One Response to “Food: Giving Up Meat?”

  1. Suhail asked,

    Hey I just had one question. Like anything in nature, Vedic knowledge can break the modes into Saatvic, Rajsic, and Tamsic, and I’m sure most people are well informed on which foods are what by now. However, I have read in some scriptures that it is possible to go beyond these three modes of nature and rest your mind in the state of absolute bliss and in this state the modes of nature do not apply. What exactly does this mean? And does that mean there is place for Rajsic and Tamsic food amongst certain individuals and in certain regions of the world?

    I replied,

    Yes this is very true brother – one must first pass a tipping point – one must have awareness and clarity of mind before what food they eat no longer matters or influences them karmically. Certain foods aid in taking you to a level of awareness – a level of no return, after which you are liberated enough to experience any material pleasure with full meditation.

    Even past that, is the state you speak of, where one is energised by their INTERNAL FIRE.

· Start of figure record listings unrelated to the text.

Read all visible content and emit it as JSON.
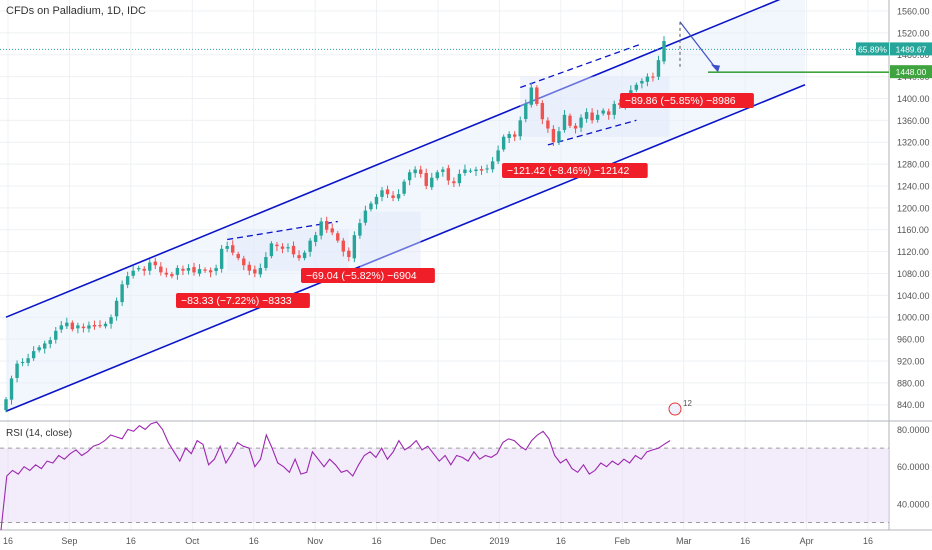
{
  "chart_title": "CFDs on Palladium, 1D, IDC",
  "rsi_title": "RSI (14, close)",
  "colors": {
    "up": "#26a69a",
    "down": "#ef5350",
    "channel": "#0a14c8",
    "rsi_line": "#9c27b0",
    "rsi_band": "#e9ddf6",
    "label_bg": "#f01e28"
  },
  "chart_data": [
    {
      "type": "candlestick",
      "yticks": [
        840,
        880,
        920,
        960,
        1000,
        1040,
        1080,
        1120,
        1160,
        1200,
        1240,
        1280,
        1320,
        1360,
        1400,
        1440,
        1480,
        1520,
        1560
      ],
      "ylim": [
        812,
        1580
      ],
      "x_tick_labels": [
        "16",
        "Sep",
        "16",
        "Oct",
        "16",
        "Nov",
        "16",
        "Dec",
        "2019",
        "16",
        "Feb",
        "Mar",
        "16",
        "Apr",
        "16"
      ],
      "price_markers": [
        {
          "value": 1489.67,
          "text": "1489.67",
          "change": "65.89%"
        },
        {
          "value": 1448.0,
          "text": "1448.00"
        }
      ],
      "measure_labels": [
        {
          "text": "−83.33 (−7.22%) −8333",
          "anchor_price": 1052
        },
        {
          "text": "−69.04 (−5.82%) −6904",
          "anchor_price": 1092
        },
        {
          "text": "−121.42 (−8.46%) −12142",
          "anchor_price": 1297
        },
        {
          "text": "−89.86 (−5.85%) −8986",
          "anchor_price": 1418
        }
      ],
      "events_badge": "12",
      "closes": [
        850,
        888,
        915,
        918,
        925,
        938,
        945,
        952,
        958,
        975,
        985,
        990,
        978,
        985,
        980,
        985,
        983,
        985,
        988,
        1000,
        1030,
        1060,
        1075,
        1085,
        1090,
        1085,
        1100,
        1095,
        1082,
        1078,
        1075,
        1090,
        1085,
        1090,
        1082,
        1088,
        1085,
        1082,
        1090,
        1125,
        1130,
        1118,
        1108,
        1095,
        1085,
        1080,
        1090,
        1110,
        1135,
        1130,
        1125,
        1128,
        1115,
        1108,
        1118,
        1140,
        1150,
        1175,
        1160,
        1155,
        1140,
        1120,
        1110,
        1150,
        1172,
        1195,
        1208,
        1220,
        1232,
        1225,
        1218,
        1225,
        1248,
        1265,
        1270,
        1262,
        1240,
        1255,
        1265,
        1270,
        1250,
        1245,
        1262,
        1270,
        1268,
        1270,
        1268,
        1272,
        1285,
        1305,
        1330,
        1335,
        1330,
        1360,
        1390,
        1420,
        1390,
        1362,
        1345,
        1320,
        1340,
        1370,
        1350,
        1345,
        1365,
        1375,
        1360,
        1370,
        1378,
        1370,
        1390,
        1388,
        1400,
        1415,
        1425,
        1432,
        1440,
        1438,
        1470,
        1505
      ],
      "rsi": {
        "yticks": [
          40,
          60,
          80
        ],
        "upper": 70,
        "lower": 30,
        "ylim": [
          26,
          84
        ],
        "values": [
          26,
          55,
          58,
          56,
          60,
          58,
          61,
          59,
          63,
          62,
          66,
          64,
          67,
          69,
          66,
          68,
          71,
          72,
          74,
          77,
          76,
          75,
          80,
          79,
          82,
          80,
          83,
          84,
          80,
          73,
          68,
          63,
          70,
          67,
          74,
          72,
          61,
          64,
          71,
          62,
          67,
          73,
          71,
          70,
          60,
          64,
          77,
          70,
          62,
          60,
          57,
          64,
          56,
          57,
          68,
          64,
          60,
          64,
          61,
          57,
          58,
          55,
          61,
          66,
          68,
          65,
          70,
          64,
          68,
          74,
          69,
          71,
          74,
          69,
          71,
          67,
          63,
          66,
          61,
          66,
          65,
          63,
          68,
          64,
          66,
          65,
          67,
          73,
          75,
          74,
          71,
          69,
          74,
          77,
          79,
          75,
          66,
          62,
          64,
          59,
          57,
          61,
          56,
          58,
          62,
          60,
          63,
          61,
          64,
          62,
          66,
          64,
          68,
          69,
          70,
          72,
          74
        ]
      }
    }
  ]
}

    It is very simple in that respect – when one’s life is dictated by what surrounds them… when they are “lighting lamps around them” so much so that they forget the lamp burning inside them… they have little awareness.

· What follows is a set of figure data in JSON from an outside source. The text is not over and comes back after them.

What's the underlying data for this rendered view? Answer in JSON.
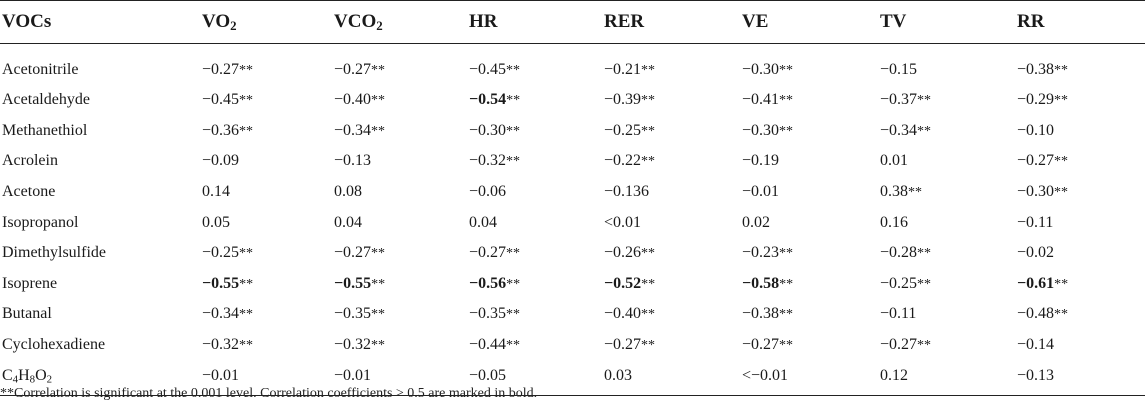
{
  "table": {
    "headers": [
      {
        "base": "VOCs",
        "sub": "",
        "rest": ""
      },
      {
        "base": "VO",
        "sub": "2",
        "rest": ""
      },
      {
        "base": "VCO",
        "sub": "2",
        "rest": ""
      },
      {
        "base": "HR",
        "sub": "",
        "rest": ""
      },
      {
        "base": "RER",
        "sub": "",
        "rest": ""
      },
      {
        "base": "VE",
        "sub": "",
        "rest": ""
      },
      {
        "base": "TV",
        "sub": "",
        "rest": ""
      },
      {
        "base": "RR",
        "sub": "",
        "rest": ""
      }
    ],
    "rows": [
      {
        "voc": {
          "base": "Acetonitrile",
          "parts": []
        },
        "cells": [
          {
            "v": "−0.27",
            "s": "**",
            "b": false
          },
          {
            "v": "−0.27",
            "s": "**",
            "b": false
          },
          {
            "v": "−0.45",
            "s": "**",
            "b": false
          },
          {
            "v": "−0.21",
            "s": "**",
            "b": false
          },
          {
            "v": "−0.30",
            "s": "**",
            "b": false
          },
          {
            "v": "−0.15",
            "s": "",
            "b": false
          },
          {
            "v": "−0.38",
            "s": "**",
            "b": false
          }
        ]
      },
      {
        "voc": {
          "base": "Acetaldehyde",
          "parts": []
        },
        "cells": [
          {
            "v": "−0.45",
            "s": "**",
            "b": false
          },
          {
            "v": "−0.40",
            "s": "**",
            "b": false
          },
          {
            "v": "−0.54",
            "s": "**",
            "b": true
          },
          {
            "v": "−0.39",
            "s": "**",
            "b": false
          },
          {
            "v": "−0.41",
            "s": "**",
            "b": false
          },
          {
            "v": "−0.37",
            "s": "**",
            "b": false
          },
          {
            "v": "−0.29",
            "s": "**",
            "b": false
          }
        ]
      },
      {
        "voc": {
          "base": "Methanethiol",
          "parts": []
        },
        "cells": [
          {
            "v": "−0.36",
            "s": "**",
            "b": false
          },
          {
            "v": "−0.34",
            "s": "**",
            "b": false
          },
          {
            "v": "−0.30",
            "s": "**",
            "b": false
          },
          {
            "v": "−0.25",
            "s": "**",
            "b": false
          },
          {
            "v": "−0.30",
            "s": "**",
            "b": false
          },
          {
            "v": "−0.34",
            "s": "**",
            "b": false
          },
          {
            "v": "−0.10",
            "s": "",
            "b": false
          }
        ]
      },
      {
        "voc": {
          "base": "Acrolein",
          "parts": []
        },
        "cells": [
          {
            "v": "−0.09",
            "s": "",
            "b": false
          },
          {
            "v": "−0.13",
            "s": "",
            "b": false
          },
          {
            "v": "−0.32",
            "s": "**",
            "b": false
          },
          {
            "v": "−0.22",
            "s": "**",
            "b": false
          },
          {
            "v": "−0.19",
            "s": "",
            "b": false
          },
          {
            "v": "0.01",
            "s": "",
            "b": false
          },
          {
            "v": "−0.27",
            "s": "**",
            "b": false
          }
        ]
      },
      {
        "voc": {
          "base": "Acetone",
          "parts": []
        },
        "cells": [
          {
            "v": "0.14",
            "s": "",
            "b": false
          },
          {
            "v": "0.08",
            "s": "",
            "b": false
          },
          {
            "v": "−0.06",
            "s": "",
            "b": false
          },
          {
            "v": "−0.136",
            "s": "",
            "b": false
          },
          {
            "v": "−0.01",
            "s": "",
            "b": false
          },
          {
            "v": "0.38",
            "s": "**",
            "b": false
          },
          {
            "v": "−0.30",
            "s": "**",
            "b": false
          }
        ]
      },
      {
        "voc": {
          "base": "Isopropanol",
          "parts": []
        },
        "cells": [
          {
            "v": "0.05",
            "s": "",
            "b": false
          },
          {
            "v": "0.04",
            "s": "",
            "b": false
          },
          {
            "v": "0.04",
            "s": "",
            "b": false
          },
          {
            "v": "<0.01",
            "s": "",
            "b": false
          },
          {
            "v": "0.02",
            "s": "",
            "b": false
          },
          {
            "v": "0.16",
            "s": "",
            "b": false
          },
          {
            "v": "−0.11",
            "s": "",
            "b": false
          }
        ]
      },
      {
        "voc": {
          "base": "Dimethylsulfide",
          "parts": []
        },
        "cells": [
          {
            "v": "−0.25",
            "s": "**",
            "b": false
          },
          {
            "v": "−0.27",
            "s": "**",
            "b": false
          },
          {
            "v": "−0.27",
            "s": "**",
            "b": false
          },
          {
            "v": "−0.26",
            "s": "**",
            "b": false
          },
          {
            "v": "−0.23",
            "s": "**",
            "b": false
          },
          {
            "v": "−0.28",
            "s": "**",
            "b": false
          },
          {
            "v": "−0.02",
            "s": "",
            "b": false
          }
        ]
      },
      {
        "voc": {
          "base": "Isoprene",
          "parts": []
        },
        "cells": [
          {
            "v": "−0.55",
            "s": "**",
            "b": true
          },
          {
            "v": "−0.55",
            "s": "**",
            "b": true
          },
          {
            "v": "−0.56",
            "s": "**",
            "b": true
          },
          {
            "v": "−0.52",
            "s": "**",
            "b": true
          },
          {
            "v": "−0.58",
            "s": "**",
            "b": true
          },
          {
            "v": "−0.25",
            "s": "**",
            "b": false
          },
          {
            "v": "−0.61",
            "s": "**",
            "b": true
          }
        ]
      },
      {
        "voc": {
          "base": "Butanal",
          "parts": []
        },
        "cells": [
          {
            "v": "−0.34",
            "s": "**",
            "b": false
          },
          {
            "v": "−0.35",
            "s": "**",
            "b": false
          },
          {
            "v": "−0.35",
            "s": "**",
            "b": false
          },
          {
            "v": "−0.40",
            "s": "**",
            "b": false
          },
          {
            "v": "−0.38",
            "s": "**",
            "b": false
          },
          {
            "v": "−0.11",
            "s": "",
            "b": false
          },
          {
            "v": "−0.48",
            "s": "**",
            "b": false
          }
        ]
      },
      {
        "voc": {
          "base": "Cyclohexadiene",
          "parts": []
        },
        "cells": [
          {
            "v": "−0.32",
            "s": "**",
            "b": false
          },
          {
            "v": "−0.32",
            "s": "**",
            "b": false
          },
          {
            "v": "−0.44",
            "s": "**",
            "b": false
          },
          {
            "v": "−0.27",
            "s": "**",
            "b": false
          },
          {
            "v": "−0.27",
            "s": "**",
            "b": false
          },
          {
            "v": "−0.27",
            "s": "**",
            "b": false
          },
          {
            "v": "−0.14",
            "s": "",
            "b": false
          }
        ]
      },
      {
        "voc": {
          "base": "",
          "parts": [
            {
              "t": "C",
              "sub": "4"
            },
            {
              "t": "H",
              "sub": "8"
            },
            {
              "t": "O",
              "sub": "2"
            }
          ]
        },
        "cells": [
          {
            "v": "−0.01",
            "s": "",
            "b": false
          },
          {
            "v": "−0.01",
            "s": "",
            "b": false
          },
          {
            "v": "−0.05",
            "s": "",
            "b": false
          },
          {
            "v": "0.03",
            "s": "",
            "b": false
          },
          {
            "v": "<−0.01",
            "s": "",
            "b": false
          },
          {
            "v": "0.12",
            "s": "",
            "b": false
          },
          {
            "v": "−0.13",
            "s": "",
            "b": false
          }
        ]
      }
    ]
  },
  "footnote": "**Correlation is significant at the 0.001 level. Correlation coefficients > 0.5 are marked in bold."
}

    Then begins the process of putting out the false lamps that surround them, until they are surrounded by darkness, and forced to look within them… where eventually they notice the light within… and it begins to illuminate everything inside, and outside them… and illuminate their path.

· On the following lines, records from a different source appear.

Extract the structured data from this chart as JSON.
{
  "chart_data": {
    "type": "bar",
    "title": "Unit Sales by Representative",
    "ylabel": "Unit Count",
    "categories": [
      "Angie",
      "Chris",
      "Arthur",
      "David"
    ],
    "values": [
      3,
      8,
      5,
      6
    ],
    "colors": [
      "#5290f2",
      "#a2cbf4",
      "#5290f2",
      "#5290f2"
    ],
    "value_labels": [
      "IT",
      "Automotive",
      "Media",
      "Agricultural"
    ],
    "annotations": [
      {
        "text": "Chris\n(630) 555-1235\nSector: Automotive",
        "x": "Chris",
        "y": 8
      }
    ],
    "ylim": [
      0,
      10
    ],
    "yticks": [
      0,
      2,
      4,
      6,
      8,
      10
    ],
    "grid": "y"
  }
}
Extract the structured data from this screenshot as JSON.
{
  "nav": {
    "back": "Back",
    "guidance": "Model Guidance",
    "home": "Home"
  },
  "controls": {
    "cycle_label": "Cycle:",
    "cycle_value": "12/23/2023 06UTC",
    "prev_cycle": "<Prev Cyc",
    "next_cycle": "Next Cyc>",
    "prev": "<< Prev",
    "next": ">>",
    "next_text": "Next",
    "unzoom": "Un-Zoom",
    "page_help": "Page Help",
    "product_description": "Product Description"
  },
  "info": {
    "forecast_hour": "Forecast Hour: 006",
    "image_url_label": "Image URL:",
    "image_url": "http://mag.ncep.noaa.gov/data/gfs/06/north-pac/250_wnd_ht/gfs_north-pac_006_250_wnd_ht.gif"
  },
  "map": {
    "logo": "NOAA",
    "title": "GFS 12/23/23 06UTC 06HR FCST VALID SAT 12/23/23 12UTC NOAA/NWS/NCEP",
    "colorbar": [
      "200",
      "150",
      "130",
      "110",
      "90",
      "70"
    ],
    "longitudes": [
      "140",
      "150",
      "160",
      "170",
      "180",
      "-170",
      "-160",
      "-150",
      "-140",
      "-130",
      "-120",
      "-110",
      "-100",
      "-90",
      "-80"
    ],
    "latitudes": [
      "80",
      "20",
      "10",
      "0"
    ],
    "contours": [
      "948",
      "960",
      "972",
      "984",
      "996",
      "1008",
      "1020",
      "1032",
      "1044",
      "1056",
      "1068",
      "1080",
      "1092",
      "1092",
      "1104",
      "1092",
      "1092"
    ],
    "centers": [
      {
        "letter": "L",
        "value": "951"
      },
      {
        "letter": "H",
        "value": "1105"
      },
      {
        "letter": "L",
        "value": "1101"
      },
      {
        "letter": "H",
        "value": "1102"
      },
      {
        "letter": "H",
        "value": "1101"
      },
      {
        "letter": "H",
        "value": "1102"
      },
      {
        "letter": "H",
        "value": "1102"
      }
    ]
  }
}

    Once their choices and their way of life is dictated by the light within, nothing is taboo – precisely because they will not abuse or indulge in anything without reason or rightness.

    The lamp within suddenly begins to shine not only inside them, but in every CELL OF THE UNIVERSE. This is one of the greatest realisations one can have spiritually.

    And when every cell is illuminated – yet you are aware of the heart of it all – then what is out of bounds?

    Seetal replied,

    Really good story, and I can really relate to it…

    I turned vegetarian about a year ago now but before that I had made many attempts but failed because of temptation. My initial reason to be vegetarian was because I wasn’t obsessed with the taste of meat and thought I could live without it for a more conscience-free life.

    The real turning point came, not really in a spiritual way, even though indian tradition is not to kill an animal or eat meat when given the choice (so i dont know why indian people do eat meat as an option!! but anyway…) I decided by researching where my food had come from.. and to look at places like KFC and other meat producers.. and how a lot of meat is just produced on cheap, battery farms on a mass scale with disgusting, cruel conditions and genetically modified animals … I knew i couldn’t eat meat anymore!
    Even if the label was ‘organic’ or it was from my local butchers.. i just couldn’t do it…

    Like you said, the west has perfected the art of desensitising people to the fact that ham IS a pig… beef IS a cow.. and what they’re eating was an animal that was raised and killed in a way that they have no idea about, or simply dont care about!!

    But i’m happy i’m vegetarian now 🙂 and I plan to stay that way! 😀

    Seetal

    I wrote,

    Hmmm… I think it has been much harder for me Seetal, because I had grown up loving the taste of meat. This is probably why I wouldn’t have been able to truly give up meat if I didn’t start tasting foods according to how it tastes to the body, rather than the tongue.